If I was cooler - and had planned ahead better, I'd have taken a picture. You'll have to use your imagination, but I promise, it was a beautiful meal.

For the asparagus:

Trim 1 lb (ish) asparagus spears. Place them in a shallow baking dish. Toss with a bit of olive oil to coat, sprinkle with salt and pepper. Then sprinkle on about 1/4c. parmesan*. Or a third of a cup... or a half of a cup. I love parmesan. Cover the dish with foil, bake at 400 degrees for about half an hour. Seriously, it's that easy, and it's so good.

*Don't use that grated powdery stuff that comes in the spaghetti aisle. Buy real, grated parmesan. (Or grate some yourself.) It's worth it. I promise.

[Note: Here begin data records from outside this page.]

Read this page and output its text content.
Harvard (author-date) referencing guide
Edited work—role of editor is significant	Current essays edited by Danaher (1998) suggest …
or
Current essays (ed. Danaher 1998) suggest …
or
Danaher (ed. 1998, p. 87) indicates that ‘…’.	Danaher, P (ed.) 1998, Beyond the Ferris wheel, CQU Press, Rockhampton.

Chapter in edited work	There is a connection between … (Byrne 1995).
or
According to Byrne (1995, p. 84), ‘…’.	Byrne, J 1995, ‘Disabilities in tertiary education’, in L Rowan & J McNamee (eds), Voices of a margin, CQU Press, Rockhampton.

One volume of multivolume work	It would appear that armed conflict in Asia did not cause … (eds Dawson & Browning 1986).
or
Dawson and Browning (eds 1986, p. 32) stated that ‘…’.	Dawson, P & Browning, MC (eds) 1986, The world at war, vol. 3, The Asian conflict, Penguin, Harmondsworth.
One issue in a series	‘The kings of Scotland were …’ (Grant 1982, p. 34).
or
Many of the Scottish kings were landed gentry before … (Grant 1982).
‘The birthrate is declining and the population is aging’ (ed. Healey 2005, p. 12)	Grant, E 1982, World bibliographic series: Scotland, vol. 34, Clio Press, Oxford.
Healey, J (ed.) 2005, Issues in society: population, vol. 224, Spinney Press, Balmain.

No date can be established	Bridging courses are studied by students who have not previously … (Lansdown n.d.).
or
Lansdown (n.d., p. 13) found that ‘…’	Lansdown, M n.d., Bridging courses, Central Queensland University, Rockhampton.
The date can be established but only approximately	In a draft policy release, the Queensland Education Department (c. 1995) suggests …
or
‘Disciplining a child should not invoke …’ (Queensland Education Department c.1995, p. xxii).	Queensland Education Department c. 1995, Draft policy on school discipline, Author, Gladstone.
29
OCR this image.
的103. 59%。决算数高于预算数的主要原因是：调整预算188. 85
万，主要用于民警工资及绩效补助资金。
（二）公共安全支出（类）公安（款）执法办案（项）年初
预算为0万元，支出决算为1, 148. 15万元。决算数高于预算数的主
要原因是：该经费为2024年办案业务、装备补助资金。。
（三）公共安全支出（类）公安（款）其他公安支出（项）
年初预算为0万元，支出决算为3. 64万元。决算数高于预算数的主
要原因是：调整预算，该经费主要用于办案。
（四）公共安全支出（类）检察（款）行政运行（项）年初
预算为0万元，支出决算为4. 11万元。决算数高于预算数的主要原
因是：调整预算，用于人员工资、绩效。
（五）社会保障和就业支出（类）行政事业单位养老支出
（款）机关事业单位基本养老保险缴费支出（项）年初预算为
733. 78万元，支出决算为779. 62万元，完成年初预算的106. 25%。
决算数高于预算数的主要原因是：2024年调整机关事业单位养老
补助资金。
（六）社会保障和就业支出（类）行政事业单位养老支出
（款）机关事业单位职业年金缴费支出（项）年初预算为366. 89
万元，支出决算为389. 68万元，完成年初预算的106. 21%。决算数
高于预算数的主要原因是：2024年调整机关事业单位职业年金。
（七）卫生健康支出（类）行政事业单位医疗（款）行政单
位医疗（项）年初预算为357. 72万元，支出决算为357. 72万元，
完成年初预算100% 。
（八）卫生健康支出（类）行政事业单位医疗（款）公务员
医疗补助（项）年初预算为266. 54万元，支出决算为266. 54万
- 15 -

And in case you're dying for a new, super fast and easy fish recipe:

Tilapia with Wine/Garlic sauce:

Place 6 partially thawed tilapia filets in a shallow baking dish. Put a thin pat of butter on each filet. Drizzle white wine over it all, then squeeze half a lemon over that. Sprinkle with sea salt, dehydrated garlic and dried parsley. Cover with foil, bake about 25 minutes, til it flakes.

So it takes a total of about ten minutes to have this all in the oven. Then you can walk away and feed the baby chickens and turkeys, hoe a row in the garden, and come in just in time to put it on the table with a loaf of bread. Easy peasy.

So there's my Garden to Table Challenge submission for the week. Again, sorry for the lack of pictures. A hungry family sitting down to the dinner table doesn't look kindly upon Mom insisting they all stop eating so she can photograph their plates. I decided to let them eat in peace.

1 comment:

Wendy said...

I don't cook fish nearly enough when it's so easy and good for you! I like your asparagus idea and the cream of asparagus soup as well. I might try making the soup this week. Wish we had some wild asparagus - my paltry amounts won't add up to much!